In perhaps a call-back to Sean’s final pre-humous album, “Word to Mother” is sprinkled with vocal samples from Mike Tyson himself. Most of those samples are from a Comedy Central Roast in which Tyson parodied his infamous post-fight rant from his 2000 bout against Lou Savarese. This inclusion also coincides with Sean’s own sense of humor, which always had a good helping of self-deprecation. The album gets rounded out by some stellar remixes. The first of which is Small Professor’s “Philly Blunt Remix” of “John Gotti”. Though Sean’s original verse remains intact, Philly rappers Reef the Lost Cauze, Zilla Rocca, and Brooklyn-born Philly-transplant Curly Castro come thru and beat the beat up with their respective skills. Of all of them, it’s Zilla Rocca (handling the last verse) who comes the most correct:

Lastly, “Refrigerator P” is given the “Peaky Blinders Remix” treatment, which is appropriate considering it features fellow lyrical pugilist, Ireland’s own Rob Kelly. Combining a deep bass groove with some hard snares, Mr.
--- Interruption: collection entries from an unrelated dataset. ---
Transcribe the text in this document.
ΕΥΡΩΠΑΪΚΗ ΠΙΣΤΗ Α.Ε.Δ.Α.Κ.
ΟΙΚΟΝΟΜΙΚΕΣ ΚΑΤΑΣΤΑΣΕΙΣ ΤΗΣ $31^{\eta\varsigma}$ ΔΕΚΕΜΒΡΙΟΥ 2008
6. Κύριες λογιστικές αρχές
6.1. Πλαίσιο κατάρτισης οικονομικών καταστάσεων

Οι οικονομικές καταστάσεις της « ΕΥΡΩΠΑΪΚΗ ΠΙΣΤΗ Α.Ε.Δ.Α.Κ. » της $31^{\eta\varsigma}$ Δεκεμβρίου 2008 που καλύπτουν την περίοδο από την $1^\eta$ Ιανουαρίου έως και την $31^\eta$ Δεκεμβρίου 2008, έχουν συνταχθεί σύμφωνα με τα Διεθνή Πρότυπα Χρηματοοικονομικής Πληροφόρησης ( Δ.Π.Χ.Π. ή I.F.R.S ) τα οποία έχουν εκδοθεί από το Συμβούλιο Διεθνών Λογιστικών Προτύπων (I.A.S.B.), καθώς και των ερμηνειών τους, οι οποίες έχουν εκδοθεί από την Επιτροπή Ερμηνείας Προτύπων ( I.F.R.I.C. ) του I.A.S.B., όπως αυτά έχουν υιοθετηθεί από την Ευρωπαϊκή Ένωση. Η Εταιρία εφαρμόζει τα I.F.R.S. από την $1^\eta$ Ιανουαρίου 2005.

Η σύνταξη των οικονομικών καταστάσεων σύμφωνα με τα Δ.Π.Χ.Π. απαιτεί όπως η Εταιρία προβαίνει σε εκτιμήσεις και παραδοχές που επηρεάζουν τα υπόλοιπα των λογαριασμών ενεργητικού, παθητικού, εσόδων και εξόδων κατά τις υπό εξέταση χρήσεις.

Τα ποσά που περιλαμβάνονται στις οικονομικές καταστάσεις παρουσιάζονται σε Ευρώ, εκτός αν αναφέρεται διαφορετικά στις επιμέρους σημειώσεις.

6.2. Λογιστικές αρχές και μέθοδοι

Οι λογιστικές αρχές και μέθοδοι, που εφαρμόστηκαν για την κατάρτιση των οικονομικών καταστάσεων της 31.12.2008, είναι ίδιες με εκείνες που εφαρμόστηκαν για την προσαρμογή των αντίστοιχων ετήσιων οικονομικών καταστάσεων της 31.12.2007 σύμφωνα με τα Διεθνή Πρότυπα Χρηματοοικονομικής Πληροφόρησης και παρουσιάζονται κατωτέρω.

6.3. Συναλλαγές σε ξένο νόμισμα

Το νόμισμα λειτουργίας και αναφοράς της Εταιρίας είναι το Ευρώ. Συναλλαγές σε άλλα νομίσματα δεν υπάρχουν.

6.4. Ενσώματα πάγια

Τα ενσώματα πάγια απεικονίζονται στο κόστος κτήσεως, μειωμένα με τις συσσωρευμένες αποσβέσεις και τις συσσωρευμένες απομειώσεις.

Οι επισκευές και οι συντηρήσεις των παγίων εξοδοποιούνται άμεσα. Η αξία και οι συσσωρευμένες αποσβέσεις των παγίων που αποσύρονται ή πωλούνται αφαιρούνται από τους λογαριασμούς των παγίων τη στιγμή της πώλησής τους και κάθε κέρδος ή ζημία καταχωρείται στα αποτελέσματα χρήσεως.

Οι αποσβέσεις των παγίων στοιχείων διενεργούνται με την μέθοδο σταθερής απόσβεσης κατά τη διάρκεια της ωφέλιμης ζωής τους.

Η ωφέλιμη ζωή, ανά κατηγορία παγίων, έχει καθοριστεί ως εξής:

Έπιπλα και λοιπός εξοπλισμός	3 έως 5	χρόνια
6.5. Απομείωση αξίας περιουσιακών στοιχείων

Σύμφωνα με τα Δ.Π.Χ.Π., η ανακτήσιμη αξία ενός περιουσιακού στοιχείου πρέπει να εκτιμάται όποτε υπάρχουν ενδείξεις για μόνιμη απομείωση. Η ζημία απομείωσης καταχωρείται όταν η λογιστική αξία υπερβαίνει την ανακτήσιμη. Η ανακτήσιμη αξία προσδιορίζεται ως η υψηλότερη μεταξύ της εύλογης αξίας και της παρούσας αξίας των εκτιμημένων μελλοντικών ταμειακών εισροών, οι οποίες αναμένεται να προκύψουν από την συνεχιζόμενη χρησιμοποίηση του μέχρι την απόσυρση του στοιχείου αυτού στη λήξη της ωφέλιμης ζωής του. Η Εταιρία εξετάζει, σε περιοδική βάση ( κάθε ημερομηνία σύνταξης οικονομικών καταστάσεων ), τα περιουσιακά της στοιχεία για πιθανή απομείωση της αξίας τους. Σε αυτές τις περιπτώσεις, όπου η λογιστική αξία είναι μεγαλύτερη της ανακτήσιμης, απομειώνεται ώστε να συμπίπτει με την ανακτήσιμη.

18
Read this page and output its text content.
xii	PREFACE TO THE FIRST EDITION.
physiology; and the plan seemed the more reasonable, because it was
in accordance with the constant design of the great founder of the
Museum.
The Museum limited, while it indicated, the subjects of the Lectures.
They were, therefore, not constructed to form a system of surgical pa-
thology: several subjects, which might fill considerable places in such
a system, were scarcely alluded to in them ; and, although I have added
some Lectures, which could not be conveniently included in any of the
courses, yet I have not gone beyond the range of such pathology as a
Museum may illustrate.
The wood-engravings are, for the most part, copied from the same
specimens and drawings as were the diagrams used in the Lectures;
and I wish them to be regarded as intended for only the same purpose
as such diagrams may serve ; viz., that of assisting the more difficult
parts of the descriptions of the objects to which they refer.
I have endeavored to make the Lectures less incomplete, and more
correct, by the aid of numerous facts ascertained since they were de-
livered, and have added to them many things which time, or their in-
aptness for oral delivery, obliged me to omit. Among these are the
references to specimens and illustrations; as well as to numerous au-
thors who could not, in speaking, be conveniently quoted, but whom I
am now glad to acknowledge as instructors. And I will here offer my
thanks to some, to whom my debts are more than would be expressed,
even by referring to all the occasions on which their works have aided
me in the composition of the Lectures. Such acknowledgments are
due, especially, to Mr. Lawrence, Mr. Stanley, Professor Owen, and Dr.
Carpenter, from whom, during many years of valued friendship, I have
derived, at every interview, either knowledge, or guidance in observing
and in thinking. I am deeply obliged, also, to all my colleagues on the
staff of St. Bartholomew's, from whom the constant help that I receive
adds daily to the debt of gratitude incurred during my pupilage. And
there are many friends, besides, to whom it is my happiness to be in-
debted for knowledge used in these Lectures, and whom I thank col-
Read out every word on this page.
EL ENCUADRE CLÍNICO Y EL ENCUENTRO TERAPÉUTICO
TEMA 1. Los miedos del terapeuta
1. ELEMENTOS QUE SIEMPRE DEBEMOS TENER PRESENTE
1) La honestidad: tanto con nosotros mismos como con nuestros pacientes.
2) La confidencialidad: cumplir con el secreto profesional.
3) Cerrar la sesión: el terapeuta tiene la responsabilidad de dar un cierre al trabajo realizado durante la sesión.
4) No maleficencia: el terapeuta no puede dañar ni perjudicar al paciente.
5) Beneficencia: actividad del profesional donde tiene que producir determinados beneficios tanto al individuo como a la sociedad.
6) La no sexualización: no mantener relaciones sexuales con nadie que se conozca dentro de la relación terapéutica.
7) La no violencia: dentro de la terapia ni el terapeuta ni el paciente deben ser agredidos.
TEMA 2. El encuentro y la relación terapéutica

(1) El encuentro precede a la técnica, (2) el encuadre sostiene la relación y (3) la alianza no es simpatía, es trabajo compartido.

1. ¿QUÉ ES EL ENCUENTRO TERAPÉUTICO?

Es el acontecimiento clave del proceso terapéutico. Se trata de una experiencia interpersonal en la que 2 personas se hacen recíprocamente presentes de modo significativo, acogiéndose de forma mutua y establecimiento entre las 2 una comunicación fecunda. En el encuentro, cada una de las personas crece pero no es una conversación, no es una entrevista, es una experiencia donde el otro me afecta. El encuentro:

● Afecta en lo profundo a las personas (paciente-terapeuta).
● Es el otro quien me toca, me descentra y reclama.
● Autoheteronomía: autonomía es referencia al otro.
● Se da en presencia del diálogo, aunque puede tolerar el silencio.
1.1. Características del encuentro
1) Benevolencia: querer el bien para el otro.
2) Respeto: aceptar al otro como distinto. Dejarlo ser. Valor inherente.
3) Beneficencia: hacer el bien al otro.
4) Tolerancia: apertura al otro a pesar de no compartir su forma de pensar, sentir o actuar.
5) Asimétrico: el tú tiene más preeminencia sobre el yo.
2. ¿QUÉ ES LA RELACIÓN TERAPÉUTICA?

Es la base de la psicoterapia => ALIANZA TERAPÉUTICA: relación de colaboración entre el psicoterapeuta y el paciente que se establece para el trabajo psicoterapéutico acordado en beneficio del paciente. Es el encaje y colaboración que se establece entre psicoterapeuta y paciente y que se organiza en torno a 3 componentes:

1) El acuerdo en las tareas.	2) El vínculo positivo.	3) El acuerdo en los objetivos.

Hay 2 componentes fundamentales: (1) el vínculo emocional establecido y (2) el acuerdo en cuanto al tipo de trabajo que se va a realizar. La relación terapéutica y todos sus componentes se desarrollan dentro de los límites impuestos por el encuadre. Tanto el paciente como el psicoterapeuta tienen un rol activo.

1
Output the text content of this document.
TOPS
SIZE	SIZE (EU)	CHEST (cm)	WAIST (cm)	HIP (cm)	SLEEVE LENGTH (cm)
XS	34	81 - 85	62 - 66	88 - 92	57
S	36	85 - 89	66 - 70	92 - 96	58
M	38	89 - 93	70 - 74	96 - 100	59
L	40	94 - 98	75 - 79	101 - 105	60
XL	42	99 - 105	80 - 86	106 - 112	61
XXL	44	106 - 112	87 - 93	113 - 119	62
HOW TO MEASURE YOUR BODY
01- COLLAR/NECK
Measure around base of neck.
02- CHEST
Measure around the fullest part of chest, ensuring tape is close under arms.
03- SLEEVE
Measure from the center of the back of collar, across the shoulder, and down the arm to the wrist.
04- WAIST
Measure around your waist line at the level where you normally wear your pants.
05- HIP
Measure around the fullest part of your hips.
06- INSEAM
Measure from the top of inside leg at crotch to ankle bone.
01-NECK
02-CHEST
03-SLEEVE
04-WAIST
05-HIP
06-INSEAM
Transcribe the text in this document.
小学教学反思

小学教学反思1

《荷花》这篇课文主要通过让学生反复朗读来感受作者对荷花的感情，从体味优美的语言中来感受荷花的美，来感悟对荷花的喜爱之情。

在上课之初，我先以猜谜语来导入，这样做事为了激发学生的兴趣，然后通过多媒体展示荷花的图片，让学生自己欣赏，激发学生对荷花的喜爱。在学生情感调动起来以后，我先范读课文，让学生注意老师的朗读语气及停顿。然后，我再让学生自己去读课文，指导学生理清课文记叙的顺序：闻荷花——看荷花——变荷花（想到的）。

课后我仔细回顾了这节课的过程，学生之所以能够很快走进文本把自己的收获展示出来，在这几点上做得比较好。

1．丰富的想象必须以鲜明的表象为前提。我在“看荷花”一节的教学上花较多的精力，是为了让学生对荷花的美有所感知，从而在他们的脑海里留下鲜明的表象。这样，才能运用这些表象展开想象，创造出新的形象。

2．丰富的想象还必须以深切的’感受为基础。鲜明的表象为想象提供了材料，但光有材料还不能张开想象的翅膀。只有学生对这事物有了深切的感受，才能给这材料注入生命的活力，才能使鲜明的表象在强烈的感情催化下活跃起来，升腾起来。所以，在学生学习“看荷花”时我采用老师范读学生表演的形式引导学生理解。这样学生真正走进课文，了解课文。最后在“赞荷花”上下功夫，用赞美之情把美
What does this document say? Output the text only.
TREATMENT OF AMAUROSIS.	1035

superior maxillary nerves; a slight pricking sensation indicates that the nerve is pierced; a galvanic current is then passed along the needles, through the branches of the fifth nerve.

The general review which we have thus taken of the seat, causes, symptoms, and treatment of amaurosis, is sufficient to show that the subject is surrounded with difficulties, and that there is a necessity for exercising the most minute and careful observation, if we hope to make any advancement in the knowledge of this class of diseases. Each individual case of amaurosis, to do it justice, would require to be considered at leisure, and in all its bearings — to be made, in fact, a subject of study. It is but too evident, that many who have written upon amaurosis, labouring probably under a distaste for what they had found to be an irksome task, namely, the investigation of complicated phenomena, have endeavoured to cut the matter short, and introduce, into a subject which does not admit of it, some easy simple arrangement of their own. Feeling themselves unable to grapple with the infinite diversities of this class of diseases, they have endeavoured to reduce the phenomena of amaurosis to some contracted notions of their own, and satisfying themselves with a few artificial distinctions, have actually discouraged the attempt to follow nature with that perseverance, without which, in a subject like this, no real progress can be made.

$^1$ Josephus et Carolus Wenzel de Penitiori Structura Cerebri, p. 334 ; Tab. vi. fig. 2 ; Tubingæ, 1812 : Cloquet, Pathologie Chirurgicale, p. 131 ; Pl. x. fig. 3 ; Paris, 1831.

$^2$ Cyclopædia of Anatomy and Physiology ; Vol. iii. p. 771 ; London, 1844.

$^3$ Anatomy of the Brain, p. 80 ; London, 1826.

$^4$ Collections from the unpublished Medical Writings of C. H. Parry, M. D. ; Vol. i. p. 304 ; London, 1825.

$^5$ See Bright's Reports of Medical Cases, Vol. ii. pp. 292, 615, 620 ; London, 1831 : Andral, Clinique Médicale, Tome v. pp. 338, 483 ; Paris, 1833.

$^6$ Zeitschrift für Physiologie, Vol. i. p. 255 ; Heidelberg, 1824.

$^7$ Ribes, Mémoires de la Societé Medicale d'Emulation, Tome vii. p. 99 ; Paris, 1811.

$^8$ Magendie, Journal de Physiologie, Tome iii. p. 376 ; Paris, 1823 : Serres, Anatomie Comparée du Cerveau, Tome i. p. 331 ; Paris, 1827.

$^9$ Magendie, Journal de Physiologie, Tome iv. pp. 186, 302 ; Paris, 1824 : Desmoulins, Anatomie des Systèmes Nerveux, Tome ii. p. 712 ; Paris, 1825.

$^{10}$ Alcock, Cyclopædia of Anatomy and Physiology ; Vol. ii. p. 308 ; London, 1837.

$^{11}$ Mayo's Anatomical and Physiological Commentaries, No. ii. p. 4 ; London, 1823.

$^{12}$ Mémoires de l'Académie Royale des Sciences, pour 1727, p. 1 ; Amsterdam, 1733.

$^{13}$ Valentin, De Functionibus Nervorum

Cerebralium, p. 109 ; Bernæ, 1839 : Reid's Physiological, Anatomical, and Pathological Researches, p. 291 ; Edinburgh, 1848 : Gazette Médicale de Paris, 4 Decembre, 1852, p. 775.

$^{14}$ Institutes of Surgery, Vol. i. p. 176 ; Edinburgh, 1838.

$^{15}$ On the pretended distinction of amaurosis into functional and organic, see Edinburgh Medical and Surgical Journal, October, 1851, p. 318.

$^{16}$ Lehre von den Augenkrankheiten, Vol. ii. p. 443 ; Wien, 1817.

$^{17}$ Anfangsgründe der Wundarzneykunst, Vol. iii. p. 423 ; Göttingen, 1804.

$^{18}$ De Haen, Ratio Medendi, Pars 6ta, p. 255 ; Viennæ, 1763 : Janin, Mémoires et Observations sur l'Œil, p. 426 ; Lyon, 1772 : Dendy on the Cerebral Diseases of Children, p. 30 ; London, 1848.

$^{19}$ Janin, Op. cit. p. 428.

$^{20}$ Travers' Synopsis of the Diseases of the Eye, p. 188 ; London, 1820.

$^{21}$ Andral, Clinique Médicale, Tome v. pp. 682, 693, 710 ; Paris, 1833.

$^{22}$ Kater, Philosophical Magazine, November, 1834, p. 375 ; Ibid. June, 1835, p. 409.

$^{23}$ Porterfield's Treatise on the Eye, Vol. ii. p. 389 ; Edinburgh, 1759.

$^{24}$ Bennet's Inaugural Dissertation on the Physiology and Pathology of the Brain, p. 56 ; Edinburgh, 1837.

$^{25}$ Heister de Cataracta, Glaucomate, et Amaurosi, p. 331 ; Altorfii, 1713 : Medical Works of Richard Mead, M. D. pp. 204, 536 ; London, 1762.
Kelly delivers verbal assaults like “I’ll get you sleep for a cheeky fiver / creep behind you, razor in your heart like Peaky Blinders” that should not be taken lightly when he’s on the mic. In closing, I have to say that “’86 Witness” is one of the best hip-hop albums I’ve heard in 2019, and we’re still only in its first quarter. I’ve said before that while Sean Price may be dead, but his presence lives on. This posthumous album follows the tried-&-true formula of “one emcee, one producer” and will succeed with stalwart loyalists of both Sean Price and hip-hop.